I’m thinking about putting the virtualenv for a Django web app I am making inside my git repository for the app. It seems like an easy way to keep deploy’s simple and easy. Is there any reason why I shouldn’t do this?
I’m totally new to virtualenv, so there is a good chance this is a really stupid question.
pip freeze to get the packages I need into a
requirements.txt file and add that to my repository. I tried to think of a way of why you would want to store the entire virtualenv, but I could not.
I used to do the same until I started using libraries that are compiled differently depending on the environment such as PyCrypto. My PyCrypto mac wouldn’t work on Cygwin wouldn’t work on Ubuntu.
It becomes an utter nightmare to manage the repository.
Either way I found it easier to manage the pip freeze & a requirements file than having it all in git. It’s cleaner too since you get to avoid the commit spam for thousands of files as those libraries get updated…

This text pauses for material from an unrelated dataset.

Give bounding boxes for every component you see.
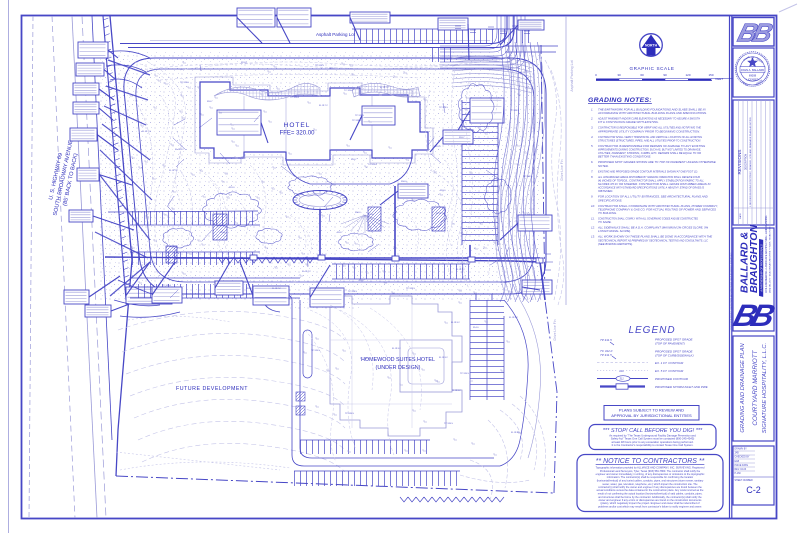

Storing the virtualenv directory inside git will, as you noted, allow you to deploy the whole app by just doing a git clone (plus installing and configuring Apache/mod_wsgi). One potentially significant issue with this approach is that on Linux the full path gets hard-coded in the venv’s activate, django-admin.py, easy_install, and pip scripts. This means your virtualenv won’t entirely work if you want to use a different path, perhaps to run multiple virtual hosts on the same server. I think the website may actually work with the paths wrong in those files, but you would have problems the next time you tried to run pip.
The solution, already given, is to store enough information in git so that during the deploy you can create the virtualenv and do the necessary pip installs. Typically people run
pip freeze to get the list then store it in a file named requirements.txt. It can be loaded with
pip install -r requirements.txt. RyanBrady already showed how you can string the deploy statements in a single line:
virtualenv --no-site-packages --distribute .env && source .env/bin/activate && pip install -r requirements.txt
Personally, I just put these in a shell script that I run after doing the git clone or git pull.
Storing the virtualenv directory also makes it a bit trickier to handle pip upgrades, as you’ll have to manually add/remove and commit the files resulting from the upgrade. With a requirements.txt file, you just change the appropriate lines in requirements.txt and re-run
pip install -r requirements.txt. As already noted, this also reduces “commit spam”.
I think one of the main problems which occur is that the virtualenv might not be usable by other people. Reason is that it always use absolute path’s. So if you virtualenv was for example in
/home/lyle/myenv/ it will assume the same for all other people using this repository (it must be exactly the same absolute path). You can’t presume people using the same directory structure as you.
Better practice is that everybody is setting up their own environment (be it with or without virtualenv) and installing libraries there. That also makes you code more usable over different platforms (Linux/Windows/Mac), also because virtualenv is installed different in each of them.
If you know which operating systems your application will be running on, I would create one virtualenv for each system and include it in my repository. Then I would make my application detect which system it is running on and use the corresponding virtualenv.
The system could e.g. be identified using the platform module.
In fact, this is what I do with an in-house application I have written, and to which I can quickly add a new system’s virtualenv in case it is needed. This way, I do not have to rely on that pip will be able to successfully download the software my application requires. I will also not have to worry about compilation of e.g. psycopg2 which I use.
If you do not know which operating system your application may run on, you are probably better off using
pip freeze as suggested in other answers here.
If you just setting up development env, then use pip freeze file, caz that makes the git repo clean.
Then if doing production deployment, then checkin the whole venv folder. That will make your deployment more reproducible, not need those libxxx-dev packages, and avoid the internet issues.
So there are two repos. One for your main source code, which includes a requirements.txt. And a env repo, which contains the whole venv folder.